そしてまた、この孔子の言葉は君子、つまり仁の心を持った人の人間関係の在り方を説いたものだとも思います。君子は、自分が他者を正当に評価し、深いところにおいても理解することができるかどうかに関心があります。それは本当の意味で自分自身に向き合っている人の在り方であり、他者に思いを巡らし、真に他者に向かい合っている人の在り方です。

逆に他人の評価を気にする人は、自分のことを心配しているように見えますが、本当は他者の目だけしか気にしていないということです。実は、自分自身のこと、自分の内面の在り方などは余り関心がないのです。周囲における自分という存在の評価、外面的な自分の姿がどう映っているかが大切なのです。他者の目を気にしているということは、他者に向かい合っていることとは違います。それは表面的な関係でしかありません。他者の評価が気になるという思いは、自己中心性・エゴから生まれる思いです。誤解の無い様に言いますと、エゴに支配されてい生きることが、普通ですし、当然の生き方です。それが悪いということではありません。一般的な生き方としては間違ってきません。しかし、孔子の言う君子や仁者というような境地の人は自己中心性・エゴの支配から解放された生き方・在り方の人だということです。

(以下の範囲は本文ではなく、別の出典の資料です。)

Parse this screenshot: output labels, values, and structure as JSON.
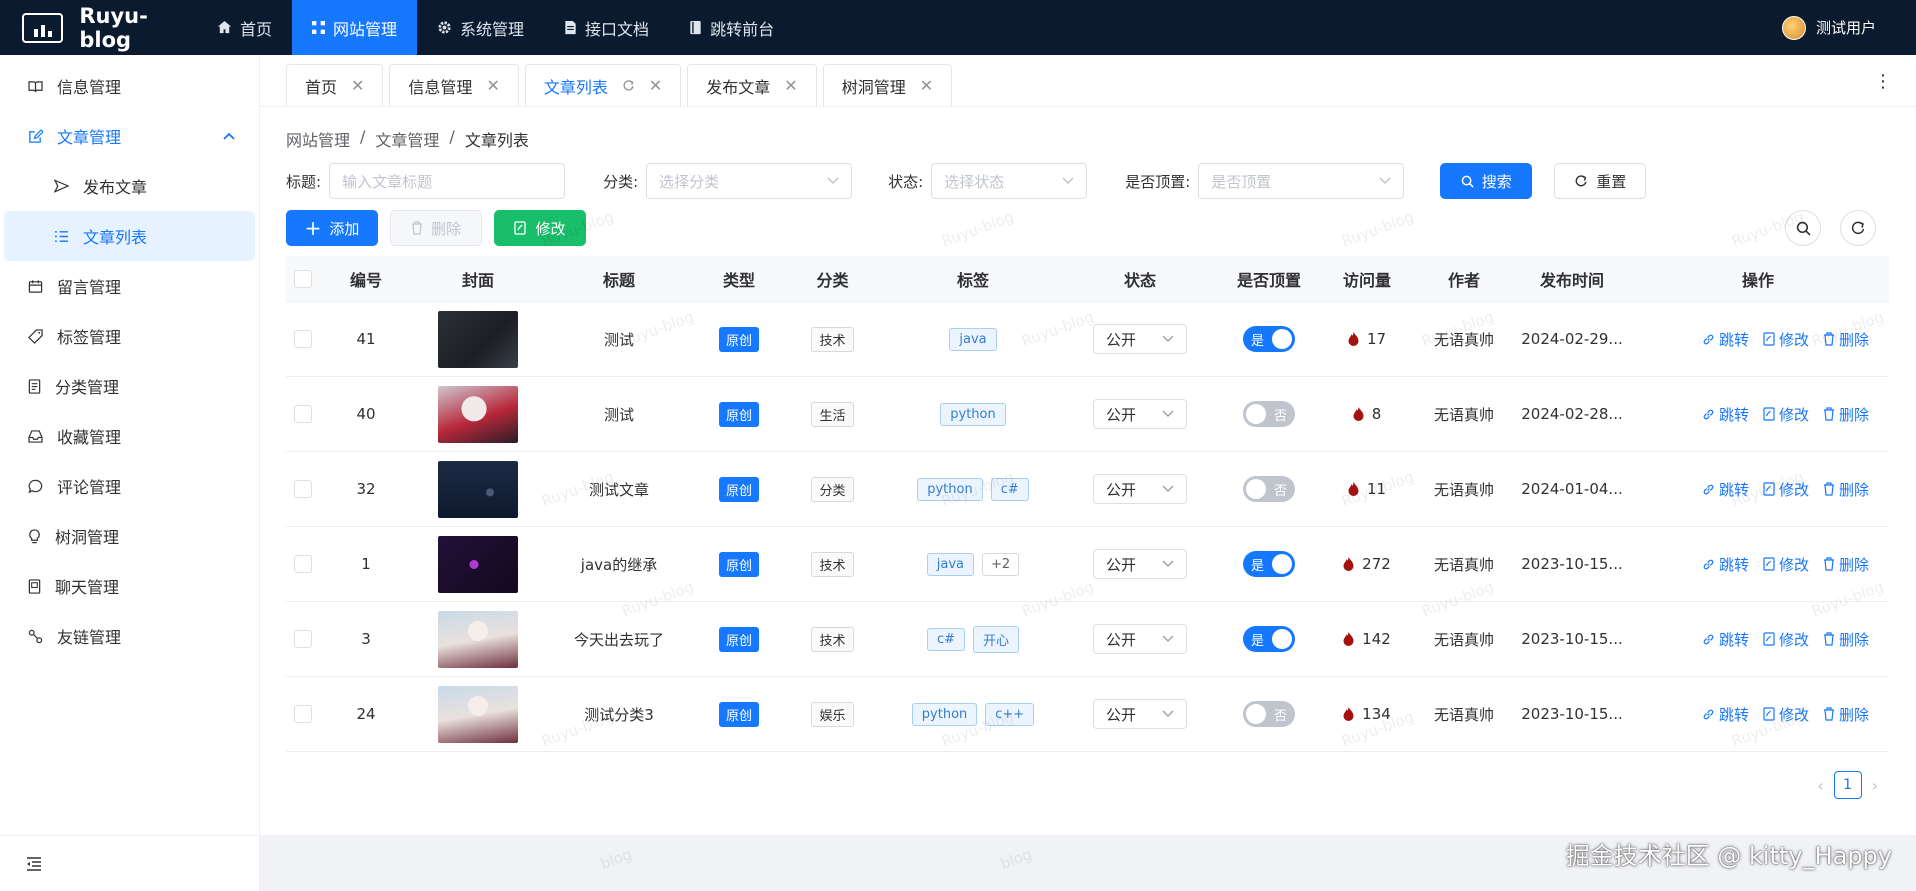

本当の意味で自分が認められているかどうかに関心があるならば、自分自身に向き合うことになります。自分自身と向き合う時、周囲からどう映っているのかということから離れ、自分自身の在り方だけが焦点となります。その境地に至る時、周囲の評価から解放されるのです。それがこそが、自己中心性・エゴからの解放です。そして、自己中心性・エゴから解放された人は真の意味で他者にも向かい合うことができます。その人の能力・力量・才能・よさなどを公平無私に評価し、理解することができます。色眼鏡を掛けずにその人自身と向き合うことで、その人の力を発見するのです。それは孔子が説いていた君子の在り方だと思います。